Tuesday, November 01, 2005
Even Neo-Nazis and Anarchists stutter
Over the weekend I was in Goettingen (Germany). I met up with Dr. Martin Sommer for Sunday lunch. He is main author of the Lancet article that reports structural anomalies in the brain of people with PDS for the first time. Check also this summary on PDS. This has now been more or less confirmed by research from Foundas, Jaencke, and Watkins in principle, but the location varies a bit. He is currently finishing his Habilitation, which is a bit like a super PhD thesis that qualifies you to become professor at a German university. He has been quite busy with his clinical work and research in other areas, and even asked me to update him on the latest research. I suggested he should read my blog! :-) A PhD student of his is doing work on PDS, but he said that it is too early to talk about. He also said that for the defence of his Habilitation thesis he will have to review all the latest research. We talked about many things, but not very detailed: 2-loop theory, evolutionary disadvantage of people who stutter, psychological/Freudian theories (which we thought can only be helpful for secondary symptoms), drugs (see here). We also spoke about speech therapies. Martin also has PDS, and we exchanged ideas and our experiences, and we spoke about the research work I did and might be doing soon on the data and therapy of the Kassel Stuttering Therapy.

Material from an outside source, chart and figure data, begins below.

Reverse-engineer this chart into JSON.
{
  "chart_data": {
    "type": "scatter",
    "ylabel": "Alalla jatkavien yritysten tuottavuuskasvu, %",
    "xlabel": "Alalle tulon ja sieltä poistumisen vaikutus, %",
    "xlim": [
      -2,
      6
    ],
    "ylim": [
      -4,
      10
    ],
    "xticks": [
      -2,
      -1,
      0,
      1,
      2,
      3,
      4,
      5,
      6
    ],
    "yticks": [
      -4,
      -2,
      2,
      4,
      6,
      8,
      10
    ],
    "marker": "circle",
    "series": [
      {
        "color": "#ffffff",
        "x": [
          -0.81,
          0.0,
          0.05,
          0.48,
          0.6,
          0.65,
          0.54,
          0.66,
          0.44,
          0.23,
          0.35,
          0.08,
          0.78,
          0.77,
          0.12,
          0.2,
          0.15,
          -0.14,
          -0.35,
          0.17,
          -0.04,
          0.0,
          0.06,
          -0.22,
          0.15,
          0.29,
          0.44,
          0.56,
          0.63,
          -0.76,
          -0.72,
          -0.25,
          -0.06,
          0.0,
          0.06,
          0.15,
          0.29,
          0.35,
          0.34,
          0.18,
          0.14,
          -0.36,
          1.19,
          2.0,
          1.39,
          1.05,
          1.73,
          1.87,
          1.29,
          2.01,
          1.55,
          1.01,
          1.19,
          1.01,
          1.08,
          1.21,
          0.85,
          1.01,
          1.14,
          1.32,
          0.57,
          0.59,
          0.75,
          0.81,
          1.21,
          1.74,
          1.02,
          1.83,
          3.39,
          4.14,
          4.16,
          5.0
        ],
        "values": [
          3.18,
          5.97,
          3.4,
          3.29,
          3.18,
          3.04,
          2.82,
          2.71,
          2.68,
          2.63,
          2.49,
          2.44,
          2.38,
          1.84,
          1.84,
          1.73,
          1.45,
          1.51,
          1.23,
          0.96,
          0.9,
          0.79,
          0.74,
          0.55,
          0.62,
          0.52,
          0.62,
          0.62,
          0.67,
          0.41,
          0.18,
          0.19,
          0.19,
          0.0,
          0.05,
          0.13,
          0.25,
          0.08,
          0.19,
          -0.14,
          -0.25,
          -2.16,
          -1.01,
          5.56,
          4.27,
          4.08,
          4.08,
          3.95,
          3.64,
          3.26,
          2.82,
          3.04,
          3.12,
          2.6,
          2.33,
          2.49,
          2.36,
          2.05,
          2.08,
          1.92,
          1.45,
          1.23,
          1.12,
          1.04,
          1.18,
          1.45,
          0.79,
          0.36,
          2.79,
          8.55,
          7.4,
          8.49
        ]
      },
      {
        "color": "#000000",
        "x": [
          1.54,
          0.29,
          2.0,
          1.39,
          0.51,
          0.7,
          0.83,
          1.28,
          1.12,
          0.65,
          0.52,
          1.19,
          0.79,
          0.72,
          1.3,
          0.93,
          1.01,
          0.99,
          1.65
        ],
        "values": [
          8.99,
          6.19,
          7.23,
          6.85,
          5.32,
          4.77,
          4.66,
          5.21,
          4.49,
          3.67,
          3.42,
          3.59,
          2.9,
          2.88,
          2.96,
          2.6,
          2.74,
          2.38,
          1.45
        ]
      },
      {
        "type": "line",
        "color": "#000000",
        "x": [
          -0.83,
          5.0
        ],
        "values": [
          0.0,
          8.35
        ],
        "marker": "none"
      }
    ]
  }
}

My stay in Goettingen has been interesting in another way: here. That Saturday the NPD, an extreme right-wing political party (close to neo-Nazis) had an authorised march through the city, and left-wing anarchists (mainly from Berlin and Hamburg) decided to block the march by any means. Unknown to me, their romantic encounter happened in the street and neighbourhood where I stayed the night! I arrived at 4 in Goettingen and the whole place was blocked with literally thousands of policemen. After 2 hours of driving around to evade police road blocks, I left the car in a car park at the train station, and made my way on foot. At that time, passions had calmed, apart possibly from a punkish old leftish woman complaining to the German railways about their inefficient services! It was a bit spooky and surreal atmosphere as I crossed police lines, burned-out trash containers, and broken street signs. Half another hour later, town council worked had cleaned everything, and Goettingen looked again like a peaceful German version of Cambridge or Oxford.
Writing this blog also means trying to find PDS in anything that moves. So I guess even neo-Nazis and anarchists stutter. I am wondering whether there are some famous bad guys in history or now that stutter?? You always only see positively famous people who stutter. I know one "bad" guy who stuttered: the sprinter Ben Johnson. Interestingly enough, he was never included in the Famous People who Stutter list. And he is/was pretty famous, beating Carl Lewis in 100 meters with world record, only to be found guilty of performance-enhancing drugs. I saw a TV documentary where he speaks/stutters and says that he stutters since the age of 4. If you know any bad guys who stuttered, let me know! After all, people with PDS are not worse but also not better than others!